Percentage of Rentals on the Rise in Southeastern Michigan

Between 2010 and 2015, 72 percent of the communities in Southeastern Michigan experienced an increase in the percentage of homes that served as rentals, meaning majority of the communities experienced a decrease in residents serving as homeowners. Of those communities, there were 11 communities in Southeastern Michigan that experienced rental rate increases above 10 percent between 2010 and 2015. The city with the largest increase was Milan, located in Monroe County, at 20.2 percent. According to data from the U.S. Census Bureau, in 2010 23.1 percent of the homes in Milan served as rentals and by 2015 that increased to 43.3 percent.

At the county level, Wayne County experienced the largest increase in communities that saw rental rates increase. According to the data, 93 percent of the Wayne County communities experienced an increase in rentals between 2010 and 2015. Of those Wayne County communities, Belleville experienced the highest increase at 15.1 percent. In 2010, 27.4 percent of the homes in Belleville were rentals and by 2015 that increased to 42.4 percent.

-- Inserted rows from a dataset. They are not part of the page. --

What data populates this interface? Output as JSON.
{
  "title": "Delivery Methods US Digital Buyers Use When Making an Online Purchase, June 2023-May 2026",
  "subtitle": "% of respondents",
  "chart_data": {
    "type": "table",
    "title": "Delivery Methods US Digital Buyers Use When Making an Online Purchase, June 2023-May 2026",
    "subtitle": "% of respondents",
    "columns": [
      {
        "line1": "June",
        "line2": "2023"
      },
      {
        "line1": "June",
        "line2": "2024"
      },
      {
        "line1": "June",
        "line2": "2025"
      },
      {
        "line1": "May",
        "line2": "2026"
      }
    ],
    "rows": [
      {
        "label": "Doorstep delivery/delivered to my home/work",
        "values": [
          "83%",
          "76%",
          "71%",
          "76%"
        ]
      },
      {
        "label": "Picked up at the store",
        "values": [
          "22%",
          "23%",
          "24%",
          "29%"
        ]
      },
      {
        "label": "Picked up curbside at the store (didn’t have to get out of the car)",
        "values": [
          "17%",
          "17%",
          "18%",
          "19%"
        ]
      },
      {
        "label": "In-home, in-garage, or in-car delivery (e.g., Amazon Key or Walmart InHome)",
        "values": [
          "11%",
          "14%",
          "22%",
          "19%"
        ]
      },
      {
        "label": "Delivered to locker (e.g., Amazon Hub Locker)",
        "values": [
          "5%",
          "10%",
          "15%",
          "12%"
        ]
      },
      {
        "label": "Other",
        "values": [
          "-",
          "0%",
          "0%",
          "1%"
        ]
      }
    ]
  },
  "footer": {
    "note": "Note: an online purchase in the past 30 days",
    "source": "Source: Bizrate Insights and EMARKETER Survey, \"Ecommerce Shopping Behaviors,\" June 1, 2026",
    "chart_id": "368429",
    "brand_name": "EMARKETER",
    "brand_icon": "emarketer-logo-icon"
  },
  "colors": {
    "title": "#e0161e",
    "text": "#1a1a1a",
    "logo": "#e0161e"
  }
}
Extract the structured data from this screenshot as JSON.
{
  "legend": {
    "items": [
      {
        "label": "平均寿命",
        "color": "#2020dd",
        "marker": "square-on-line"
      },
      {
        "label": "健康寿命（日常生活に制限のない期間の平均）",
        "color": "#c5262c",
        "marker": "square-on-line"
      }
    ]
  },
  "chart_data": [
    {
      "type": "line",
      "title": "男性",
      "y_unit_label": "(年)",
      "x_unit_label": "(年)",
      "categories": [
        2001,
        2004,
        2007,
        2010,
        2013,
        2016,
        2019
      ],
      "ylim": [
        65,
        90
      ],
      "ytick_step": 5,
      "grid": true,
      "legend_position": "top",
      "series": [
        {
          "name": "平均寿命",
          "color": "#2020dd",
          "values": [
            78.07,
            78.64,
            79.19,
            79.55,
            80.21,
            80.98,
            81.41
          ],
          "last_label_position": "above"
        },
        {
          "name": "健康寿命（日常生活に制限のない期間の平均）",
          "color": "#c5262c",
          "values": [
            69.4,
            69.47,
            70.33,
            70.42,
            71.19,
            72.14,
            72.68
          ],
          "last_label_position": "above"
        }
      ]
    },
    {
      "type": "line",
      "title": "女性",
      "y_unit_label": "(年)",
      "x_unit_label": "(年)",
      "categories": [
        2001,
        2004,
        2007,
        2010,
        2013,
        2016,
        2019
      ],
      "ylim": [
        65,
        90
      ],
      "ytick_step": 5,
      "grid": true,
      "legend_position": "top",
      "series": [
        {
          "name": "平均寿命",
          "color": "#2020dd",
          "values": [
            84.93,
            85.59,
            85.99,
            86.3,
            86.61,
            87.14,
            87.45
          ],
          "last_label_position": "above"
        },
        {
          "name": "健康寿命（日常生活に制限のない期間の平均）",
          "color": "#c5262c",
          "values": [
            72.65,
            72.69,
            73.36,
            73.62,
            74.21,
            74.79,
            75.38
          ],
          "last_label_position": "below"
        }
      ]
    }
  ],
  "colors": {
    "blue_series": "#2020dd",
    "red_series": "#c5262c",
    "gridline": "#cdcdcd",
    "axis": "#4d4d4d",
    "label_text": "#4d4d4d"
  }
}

Overall, the areas of Southeastern Michigan that experienced the greatest increase in the percentage of homes serving as rentals between 2010 and 2015 were Detroit, and its inner-ring neighbors, along with the western side of Macomb County. Of the inner-ring suburbs, Harper Woods experienced the highest percentage increase in homes being rented at 13.2 percent. In 2010, 24.7 percent of the homes were rentals and by 2015 that increased to 37.9. Just below Harper Woods was the city of Ferndale, another inner-ring suburb, with an increase of 12.8 percent. In 2010, 27.5 percent of the homes in Ferndale were being rented and by 2015 that increased to 40.3 percent. Eastpointe, Utica and Roseville, all Macomb County cities, two of which neighbor Detroit, came in just below Ferndale with rental rate increases at 12.2, 11.6 and 11.3, respectively. Of these three communities, Utica, which is in the northwestern part of Macomb County, had the highest percentage of rentals in both 2010 and 2015. In 2010, 35 percent of the homes in Utica were rentals and by 2015 that increased to 46.7 percent.

Of all the communities in Southeastern Michigan, Detroit ranked 60th when examining how rental rates increased between 2010 and 2015. In 2010 the percentage of homes being rented was 45.5 and in 2015 that increased to 50.6. Within the City’s limits there were six Census Tracts that experienced rental rate increases between 25 to 52 percent. A pocket of the city’s northwest side, near Palmer Park and Rosedale Park, appears to be experiencing rental rate increases up to 25 percent. There is also a pocket on the city’s west side that is experiencing a decrease in rentals. In Southwest Detroit there are seven Census Tracts that each have experienced a decline in the percentage of rental homes by up to 22 percent; there is a similar pocket with nine Census Tracts just west of Highland Park.

 

As our previous posts show our region has experienced hundreds of thousands of home foreclosures from 2010 through 2014 as part of the Great Recession. In all probability most of those homeowners have become renters, assuming they have not left the region. This explains much of the shift to rental ownership, though some could come from the construction of new rental properties or the demolition of homeowner properties. The foreclosures and decline in home ownership represent a massive loss in wealth for homeowners and a massive increase in revenue for rental owners.